The government and the ruling coalition parties have decided to raise the government's burden of paying pension benefits from one-third to a half beginning in April as planned, using surplus reserves in the Fiscal Investment and Loan Program Special Account, government sources said Saturday. 


The government will allocate the funds in the fiscal 2009 budget and submit related bills to the ordinary Diet session to be convened early next year, including one to revise the Special Account Law, the sources said.

 
The move means that ruling parties and government officials have judged it is impossible under the current environment to increase the consumption tax rate, which had been considered as the top contender to provide the source of revenue to pay for the increase in the government pension payment burden, they said. 

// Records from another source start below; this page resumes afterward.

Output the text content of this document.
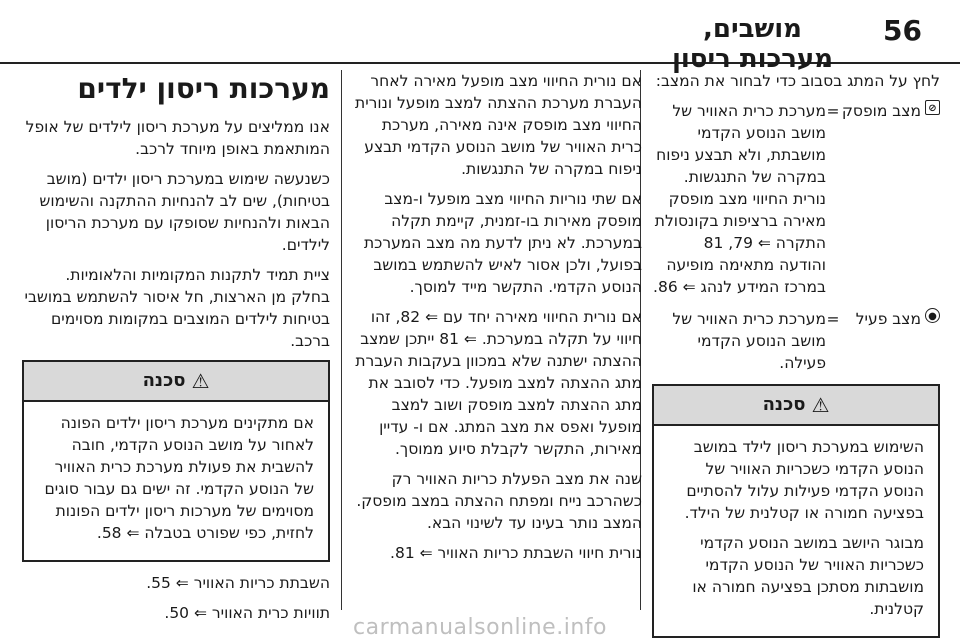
56
מושבים, מערכות ריסון

לחץ על המתג בסבוב כדי לבחור את המצב:

⊘
מצב מופסק
=
מערכת כרית האוויר של מושב הנוסע הקדמי מושבתת, ולא תבצע ניפוח במקרה של התנגשות. נורית החיווי מצב מופסק מאירה ברציפות בקונסולת התקרה ⇐ 79, 81 והודעה מתאימה מופיעה במרכז המידע לנהג ⇐ 86.
●
מצב פעיל
=
מערכת כרית האוויר של מושב הנוסע הקדמי פעילה.
⚠
סכנה

השימוש במערכת ריסון לילד במושב הנוסע הקדמי כשכריות האוויר של הנוסע הקדמי פעילות עלול להסתיים בפציעה חמורה או קטלנית של הילד.

מבוגר היושב במושב הנוסע הקדמי כשכריות האוויר של הנוסע הקדמי מושבתות מסתכן בפציעה חמורה או קטלנית.

אם נורית החיווי מצב מופעל מאירה לאחר העברת מערכת ההצתה למצב מופעל ונורית החיווי מצב מופסק אינה מאירה, מערכת כרית האוויר של מושב הנוסע הקדמי תבצע ניפוח במקרה של התנגשות.

אם שתי נוריות החיווי מצב מופעל ו-מצב מופסק מאירות בו-זמנית, קיימת תקלה במערכת. לא ניתן לדעת מה מצב המערכת בפועל, ולכן אסור לאיש להשתמש במושב הנוסע הקדמי. התקשר מייד למוסך.

אם נורית החיווי מאירה יחד עם ⇐ 82, זהו חיווי על תקלה במערכת. ⇐ 81 ייתכן שמצב ההצתה ישתנה שלא במכוון בעקבות העברת מתג ההצתה למצב מופעל. כדי לסובב את מתג ההצתה למצב מופסק ושוב למצב מופעל ואפס את מצב המתג. אם ו- עדיין מאירות, התקשר לקבלת סיוע ממוסך.

שנה את מצב הפעלת כריות האוויר רק כשהרכב נייח ומפתח ההצתה במצב מופסק. המצב נותר בעינו עד לשינוי הבא.

נורית חיווי השבתת כריות האוויר ⇐ 81.

מערכות ריסון ילדים

אנו ממליצים על מערכת ריסון לילדים של אופל המותאמת באופן מיוחד לרכב.

כשנעשה שימוש במערכת ריסון ילדים (מושב בטיחות), שים לב להנחיות ההתקנה והשימוש הבאות ולהנחיות שסופקו עם מערכת הריסון לילדים.

ציית תמיד לתקנות המקומיות והלאומיות. בחלק מן הארצות, חל איסור להשתמש במושבי בטיחות לילדים המוצבים במקומות מסוימים ברכב.

⚠
סכנה

אם מתקינים מערכת ריסון ילדים הפונה לאחור על מושב הנוסע הקדמי, חובה להשבית את פעולת מערכת כרית האוויר של הנוסע הקדמי. זה ישים גם עבור סוגים מסוימים של מערכות ריסון ילדים הפונות לחזית, כפי שפורט בטבלה ⇐ 58.

השבתת כריות האוויר ⇐ 55.

תוויות כרית האוויר ⇐ 50.

carmanualsonline.info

The pension reform law set forth in 2004 stipulates that the government's share of the burden of financing the pension benefits fund for the basic pension "be raised to 50 percent by fiscal 2009 after drastic reform in the tax system to secure a stable revenue source." 


Currently the government's share is 37.3 percent in the fiscal 2008 budget. To raise the rate to 50 percent, the government needs an additional 2.3 trillion yen a year in revenue. 


However, Prime Minister Taro Aso has said a hike in the consumption tax rate will be made over the next three years. Within the ruling parties, the dominant opinion is that the public's confidence in the pension system might be shaken if raising the share is postponed. 


Thus, the share from state coffers to pay pension benefits will be increased as scheduled by using surplus funds dubbed "buried treasure" from the Fiscal Investment and Loan Program Special Account's interest management reserve. The government probably will not issue deficit-covering bonds to generate revenue, according to the sources. 


Although the measure will ostensibly be adopted for only a year, it is highly probable that the buried treasure will continue to be used until the consumption tax rate is raised, some observers said. 


Under the special account system, the government extends loans to state-controlled financial institutions and independent administrative institutions using funds obtained by issuing national bonds. 


When the loan interest payments to the government top the national bond yield payments to bond holders, the difference becomes the government's income. Funds accumulated in this way are reserved and invested in the form of the interest management reserve. The purpose of the reserve is to prepare for a situation in which the bond yield payments top the loan interest payments due to fluctuations in interest rates, resulting in losses in the reserve fund. 


The Special Account Law stipulates that this reserve fund must accumulate to and remain untapped at a level equivalent to 5 percent of total assets of the special account.